Hollywood had not known a simultaneous strike of actors and screenwriters since 1960. This double social movement costs the sector millions of dollars every day. But for the WGA, the studios’ counter-offer is full of “gaps” and “omissions”, and falls short of the “existential threats” facing the industry.
“We came to the negotiating table with an offer that addresses the priority concerns expressed by screenwriters,” said Carol Lombardini, president of the Alliance of Motion Picture and Television Producers (AMPTP), which represents the employers. “We are deeply committed to ending the strike and hope the WGA will work towards the same,” she added.
The AMPTP unveiled the elements of its new offer to the press. Studios and platforms propose in particular to increase the minimum salary of screenwriters by 13% in the space of three years, and to share with the union the hours of viewing of programs broadcast in streaming. Audience figures so far confidential.

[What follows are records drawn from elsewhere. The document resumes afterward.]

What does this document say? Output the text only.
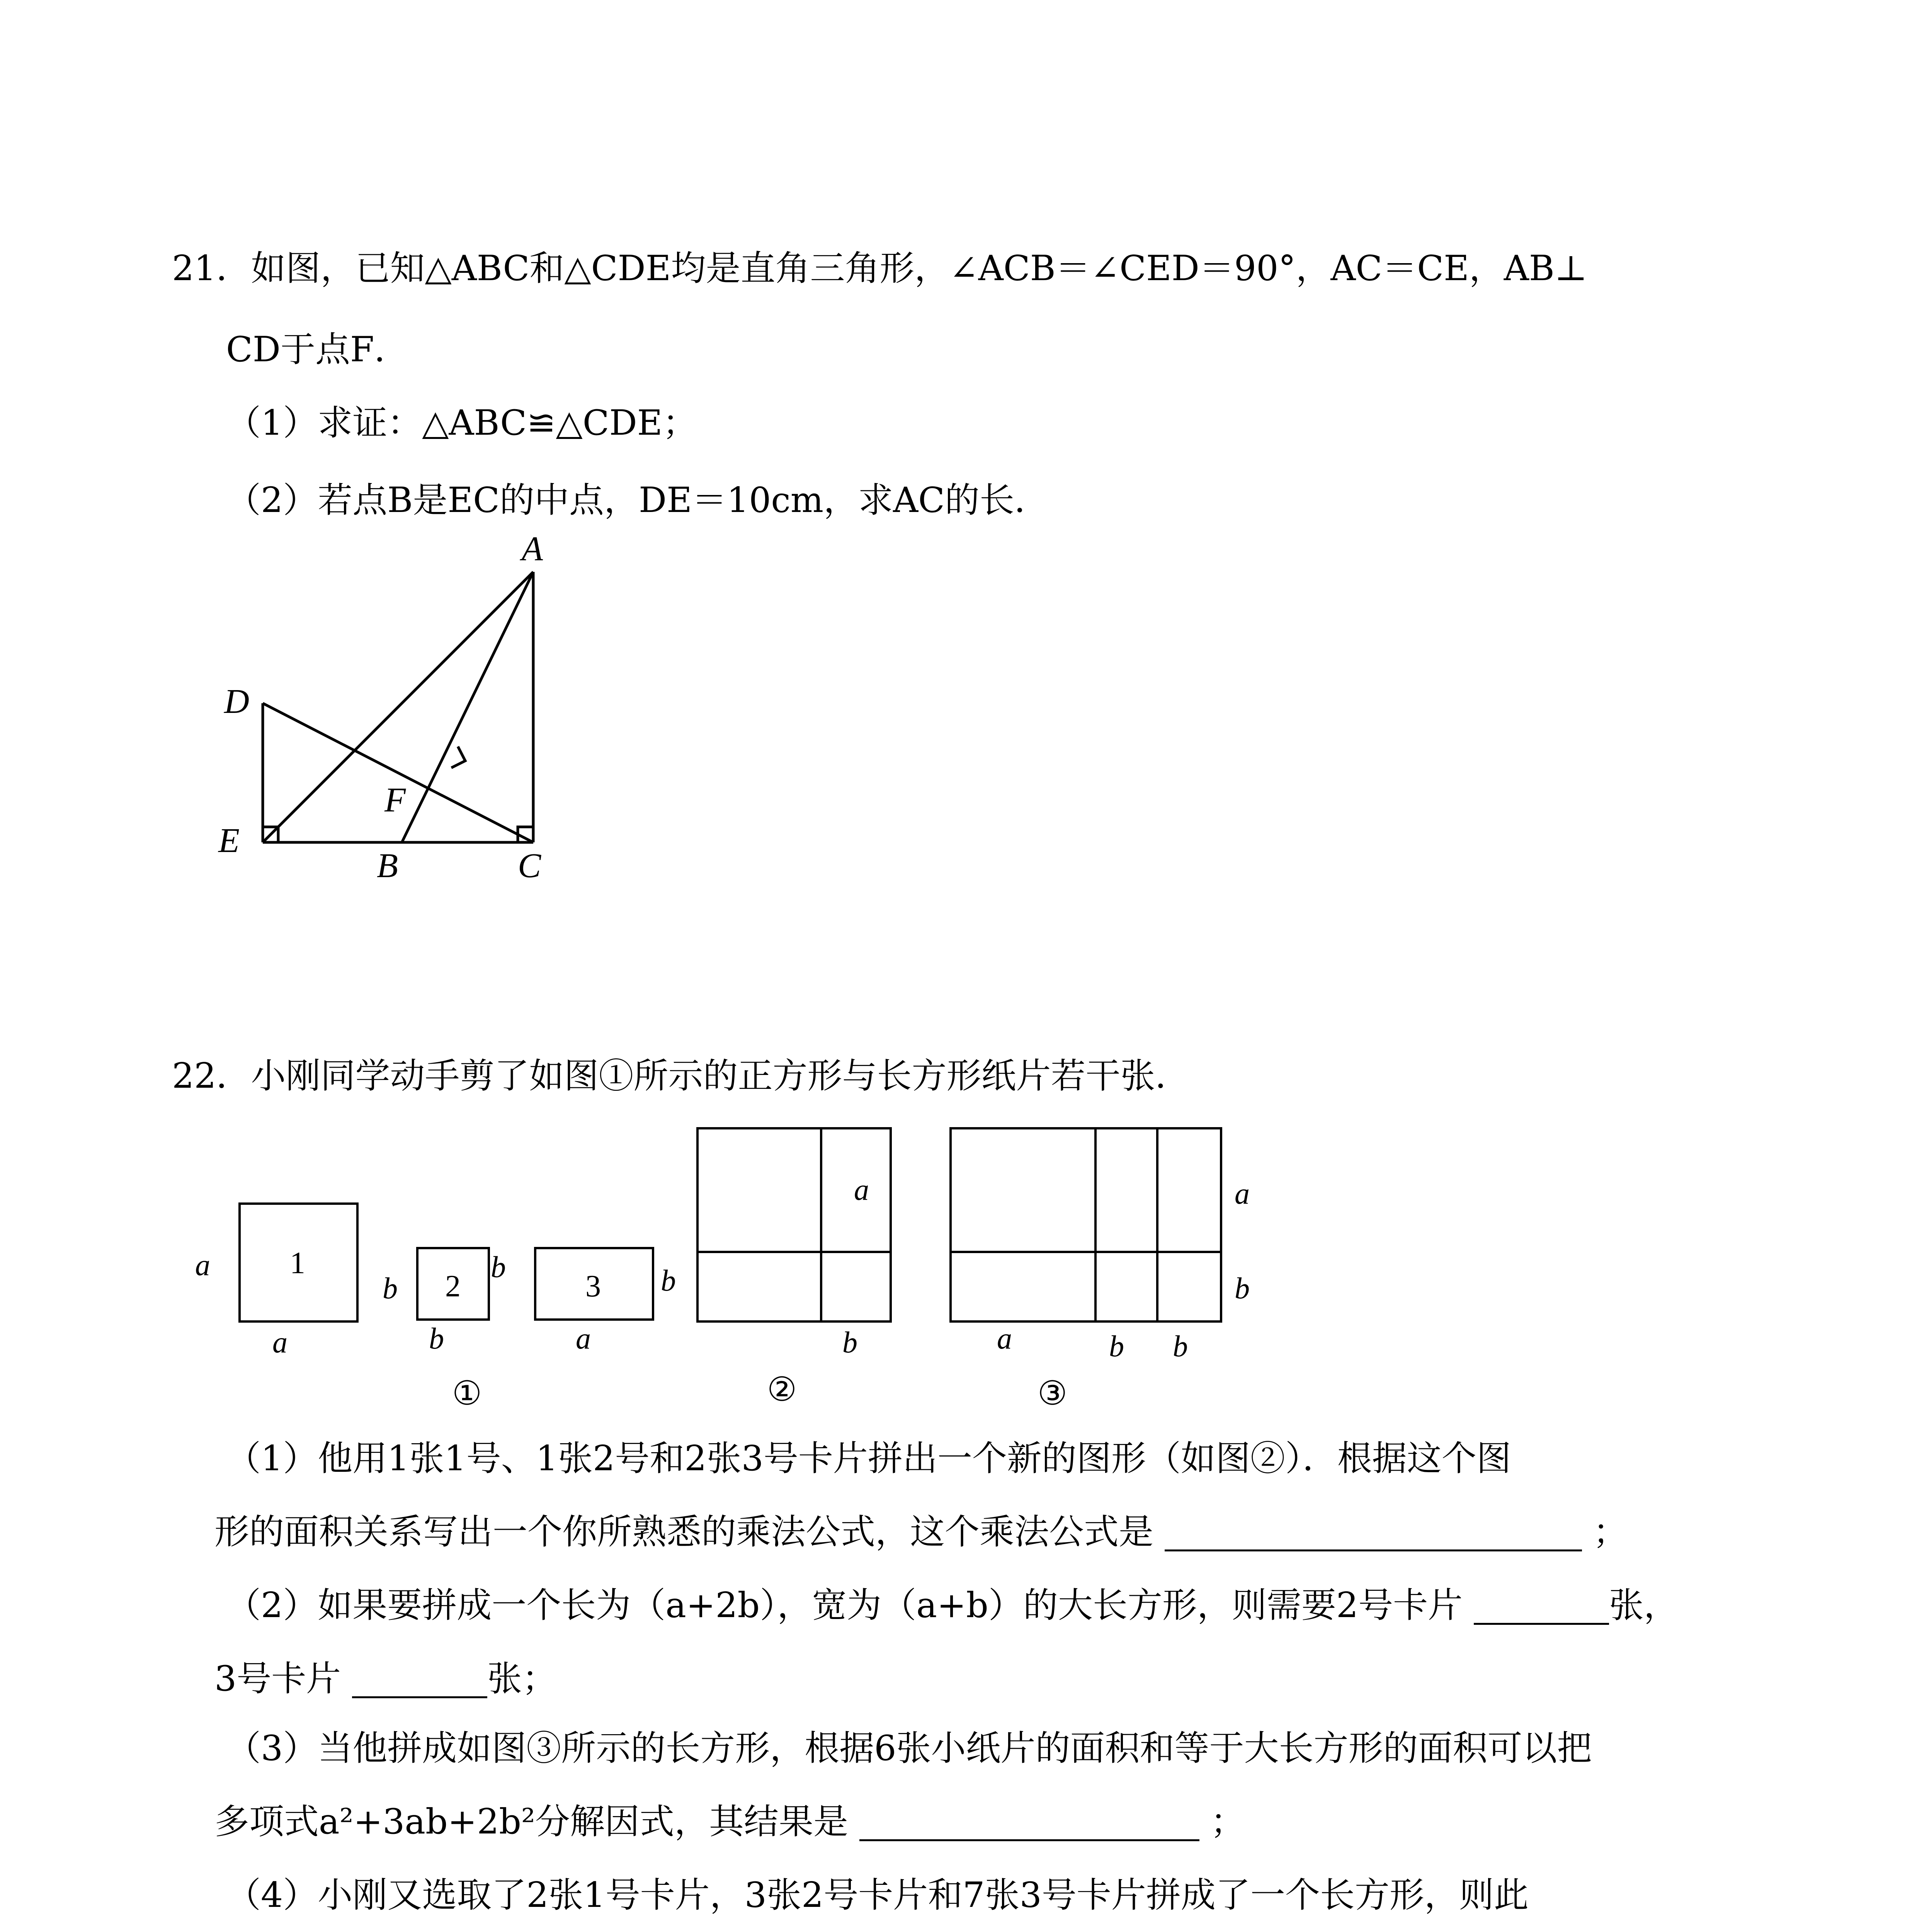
21．如图，已知△ABC和△CDE均是直角三角形，∠ACB＝∠CED＝90°，AC＝CE，AB⊥
CD于点F．
（1）求证：△ABC≌△CDE；
（2）若点B是EC的中点，DE＝10cm，求AC的长．
A
D
E
F
B	C
22．小刚同学动手剪了如图①所示的正方形与长方形纸片若干张．
1
2	3
a
a
b
b
b	a
b
a
b
a
b
a	b b
①	②	③
（1）他用1张1号、1张2号和2张3号卡片拼出一个新的图形（如图②）．根据这个图
形的面积关系写出一个你所熟悉的乘法公式，这个乘法公式是	；
（2）如果要拼成一个长为（a+2b），宽为（a+b）的大长方形，则需要2号卡片	张，
3号卡片	张；
（3）当他拼成如图③所示的长方形，根据6张小纸片的面积和等于大长方形的面积可以把
多项式a²+3ab+2b²分解因式，其结果是	；
（4）小刚又选取了2张1号卡片，3张2号卡片和7张3号卡片拼成了一个长方形，则此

The sharing of streaming-related revenues remains the sinews of war: just like actors, screenwriters want to be able to earn a lot more when one of their films or series is a hit on a platform, instead of receiving a lump sum payment regardless of the popularity of the program. But the studios only propose to restructure this compensation system “in the future”.
In terms of artificial intelligence, they offer screenwriters the ability to rework scripts initially generated by an AI, while being considered the sole author of this work and therefore without being paid less. On the other hand, they remain silent on the possibility of training an AI from existing scripts, a red line for the WGA.